Concept of Happiness and Happiness in Georgia: Perceptions and Correlates of Reported Overall Happiness

Concept of Happiness and Happiness in Georgia: Perceptions and Correlates of Reported Overall Happiness

Lia Tsuladze, Marine Chitashvili, Nani Bendeliani, Luiza Arutinovi

July 2013

Download

 

Abstract

The research focuses on exploring the perception of the concept of Happiness of Georgians and the determining factors of reported overall happiness. Quantitative and Qualitative research approaches have been used to study these issues. The qualitative data covers an overview of the self-reported happiness of Georgians based on international and local surveys, also defining the main predictors of overall happiness using CSS survey data (2012) by using the step-wise regression model to identify what Georgian people mean by overall happiness and what the determinants of the reported happiness in Georgia are. Qualitative research was focused on interviews and focus groups to explore the discursive, general understanding of happiness.

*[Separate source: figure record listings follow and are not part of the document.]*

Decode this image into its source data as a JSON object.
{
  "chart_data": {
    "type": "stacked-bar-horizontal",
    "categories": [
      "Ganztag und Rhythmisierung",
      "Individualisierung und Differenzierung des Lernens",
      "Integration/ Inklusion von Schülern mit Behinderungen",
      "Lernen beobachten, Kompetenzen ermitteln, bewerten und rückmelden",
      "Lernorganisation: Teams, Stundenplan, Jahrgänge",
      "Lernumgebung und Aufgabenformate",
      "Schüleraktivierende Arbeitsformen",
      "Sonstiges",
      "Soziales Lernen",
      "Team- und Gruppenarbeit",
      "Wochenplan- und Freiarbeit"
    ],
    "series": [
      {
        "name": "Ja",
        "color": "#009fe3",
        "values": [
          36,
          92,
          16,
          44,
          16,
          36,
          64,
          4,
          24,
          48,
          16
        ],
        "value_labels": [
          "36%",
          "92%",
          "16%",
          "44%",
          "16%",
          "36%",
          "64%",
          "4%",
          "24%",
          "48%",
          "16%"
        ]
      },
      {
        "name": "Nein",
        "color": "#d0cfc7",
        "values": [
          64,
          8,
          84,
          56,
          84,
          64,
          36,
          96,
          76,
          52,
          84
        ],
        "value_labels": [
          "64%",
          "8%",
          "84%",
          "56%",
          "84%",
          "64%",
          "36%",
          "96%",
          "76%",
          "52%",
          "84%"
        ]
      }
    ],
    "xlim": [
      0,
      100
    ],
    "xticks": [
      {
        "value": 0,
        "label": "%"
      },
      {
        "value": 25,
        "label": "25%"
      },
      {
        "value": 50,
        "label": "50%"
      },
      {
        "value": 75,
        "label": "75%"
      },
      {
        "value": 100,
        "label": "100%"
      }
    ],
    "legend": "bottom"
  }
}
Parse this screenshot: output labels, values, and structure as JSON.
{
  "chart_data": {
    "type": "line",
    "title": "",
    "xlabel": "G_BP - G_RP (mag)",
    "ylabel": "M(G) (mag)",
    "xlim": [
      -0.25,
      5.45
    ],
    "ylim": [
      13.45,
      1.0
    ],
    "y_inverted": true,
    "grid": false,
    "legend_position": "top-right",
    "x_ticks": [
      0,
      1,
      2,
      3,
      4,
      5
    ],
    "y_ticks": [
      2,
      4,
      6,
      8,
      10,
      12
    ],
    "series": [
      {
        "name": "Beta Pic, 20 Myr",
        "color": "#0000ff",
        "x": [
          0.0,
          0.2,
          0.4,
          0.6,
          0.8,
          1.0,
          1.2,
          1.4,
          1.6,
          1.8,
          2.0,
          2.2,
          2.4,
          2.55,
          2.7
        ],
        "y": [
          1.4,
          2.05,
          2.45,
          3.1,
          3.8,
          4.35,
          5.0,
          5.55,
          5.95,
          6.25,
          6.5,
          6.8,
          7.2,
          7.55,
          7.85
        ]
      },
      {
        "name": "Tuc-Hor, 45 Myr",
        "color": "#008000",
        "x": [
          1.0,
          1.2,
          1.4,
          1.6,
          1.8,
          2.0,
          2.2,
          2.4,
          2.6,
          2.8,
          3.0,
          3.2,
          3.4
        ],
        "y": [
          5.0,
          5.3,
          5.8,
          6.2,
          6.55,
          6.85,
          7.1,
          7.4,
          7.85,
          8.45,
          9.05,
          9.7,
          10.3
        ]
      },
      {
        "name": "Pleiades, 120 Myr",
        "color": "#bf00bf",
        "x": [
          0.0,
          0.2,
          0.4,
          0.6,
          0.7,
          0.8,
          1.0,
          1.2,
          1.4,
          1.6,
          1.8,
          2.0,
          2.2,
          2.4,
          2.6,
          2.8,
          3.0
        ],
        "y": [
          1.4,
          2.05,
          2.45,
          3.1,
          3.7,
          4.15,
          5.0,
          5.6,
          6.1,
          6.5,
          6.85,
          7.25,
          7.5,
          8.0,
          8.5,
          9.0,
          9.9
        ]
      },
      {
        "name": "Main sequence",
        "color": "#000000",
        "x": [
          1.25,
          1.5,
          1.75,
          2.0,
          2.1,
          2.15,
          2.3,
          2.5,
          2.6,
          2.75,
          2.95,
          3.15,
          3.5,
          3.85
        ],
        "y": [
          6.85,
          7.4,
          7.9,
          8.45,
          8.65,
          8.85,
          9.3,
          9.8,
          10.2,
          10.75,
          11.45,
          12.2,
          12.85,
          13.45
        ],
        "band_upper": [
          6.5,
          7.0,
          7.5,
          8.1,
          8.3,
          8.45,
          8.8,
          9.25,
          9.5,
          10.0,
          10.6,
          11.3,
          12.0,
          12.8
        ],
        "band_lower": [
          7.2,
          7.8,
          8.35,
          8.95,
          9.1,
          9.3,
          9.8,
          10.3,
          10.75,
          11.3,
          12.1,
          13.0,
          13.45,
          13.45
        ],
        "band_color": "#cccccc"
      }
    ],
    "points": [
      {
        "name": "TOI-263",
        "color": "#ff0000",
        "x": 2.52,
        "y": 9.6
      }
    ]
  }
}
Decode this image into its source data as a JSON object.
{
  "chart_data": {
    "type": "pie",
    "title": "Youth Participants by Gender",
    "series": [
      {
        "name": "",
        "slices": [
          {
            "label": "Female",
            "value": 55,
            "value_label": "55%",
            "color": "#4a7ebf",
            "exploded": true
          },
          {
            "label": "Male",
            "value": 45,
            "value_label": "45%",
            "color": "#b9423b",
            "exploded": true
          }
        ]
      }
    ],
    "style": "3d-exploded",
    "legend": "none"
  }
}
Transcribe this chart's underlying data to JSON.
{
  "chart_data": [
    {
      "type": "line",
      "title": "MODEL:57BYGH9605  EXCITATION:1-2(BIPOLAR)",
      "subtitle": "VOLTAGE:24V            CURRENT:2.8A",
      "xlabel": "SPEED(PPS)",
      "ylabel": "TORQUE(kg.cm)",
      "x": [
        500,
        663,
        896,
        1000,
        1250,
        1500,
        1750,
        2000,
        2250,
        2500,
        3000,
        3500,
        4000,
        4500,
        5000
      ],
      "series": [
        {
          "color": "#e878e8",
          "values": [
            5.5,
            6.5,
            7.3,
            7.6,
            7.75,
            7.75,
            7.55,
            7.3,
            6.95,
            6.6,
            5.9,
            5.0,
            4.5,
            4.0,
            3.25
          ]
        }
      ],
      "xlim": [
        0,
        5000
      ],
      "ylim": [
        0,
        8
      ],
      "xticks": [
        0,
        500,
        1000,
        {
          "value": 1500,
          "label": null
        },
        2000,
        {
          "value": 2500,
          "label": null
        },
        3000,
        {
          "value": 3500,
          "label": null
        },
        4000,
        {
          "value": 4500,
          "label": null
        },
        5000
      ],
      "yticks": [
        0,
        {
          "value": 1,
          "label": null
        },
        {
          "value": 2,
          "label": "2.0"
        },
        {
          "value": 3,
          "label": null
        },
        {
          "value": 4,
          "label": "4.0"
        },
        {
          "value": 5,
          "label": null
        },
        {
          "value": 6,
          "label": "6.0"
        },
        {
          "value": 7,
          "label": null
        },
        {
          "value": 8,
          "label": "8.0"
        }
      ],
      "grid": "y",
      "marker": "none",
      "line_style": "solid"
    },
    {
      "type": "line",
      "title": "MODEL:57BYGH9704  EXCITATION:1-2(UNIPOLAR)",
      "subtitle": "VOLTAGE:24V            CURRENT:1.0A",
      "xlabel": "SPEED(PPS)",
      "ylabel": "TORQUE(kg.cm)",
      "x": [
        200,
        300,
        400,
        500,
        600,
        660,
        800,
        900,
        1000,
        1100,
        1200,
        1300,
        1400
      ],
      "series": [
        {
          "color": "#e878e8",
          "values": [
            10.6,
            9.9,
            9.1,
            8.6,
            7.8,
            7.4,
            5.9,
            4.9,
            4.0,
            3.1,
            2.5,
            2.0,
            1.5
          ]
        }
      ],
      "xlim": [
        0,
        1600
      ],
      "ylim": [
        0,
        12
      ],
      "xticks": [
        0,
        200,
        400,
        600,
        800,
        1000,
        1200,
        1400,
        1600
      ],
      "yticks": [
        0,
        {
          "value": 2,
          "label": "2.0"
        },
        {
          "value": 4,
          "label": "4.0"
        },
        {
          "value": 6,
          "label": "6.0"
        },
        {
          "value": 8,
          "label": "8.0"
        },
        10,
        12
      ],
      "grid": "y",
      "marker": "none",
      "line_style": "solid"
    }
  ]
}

To summarize the research results, the determining factors of reported overall happiness in Georgia were identified as follows: Assessment of Current Family Income and Expectation of Positive Changes in Family Economic Status in Coming Years are the most important predictors of self-reported happiness according to the 2012 data. Consumption Spending, Age and Marital Status also determine the self-reported overall happiness in Georgia. The qualitative research on the perception of overall happiness has revealed that the majority of respondents reflect on happiness in relation to health, family well-being, close relationships/friends, love and income. Young participants tend to emphasize self-oriented activities, freedom, personal independence, self-development, success in career, and enjoying the life; whereas adults underlined the importance of family relationships, health, and income. The literature has depicted that reported happiness is highly correlated with life satisfaction; however, our qualitative study has demonstrated that respondents associate life satisfaction with financial welfare, whereas happiness implies nonmaterial issues.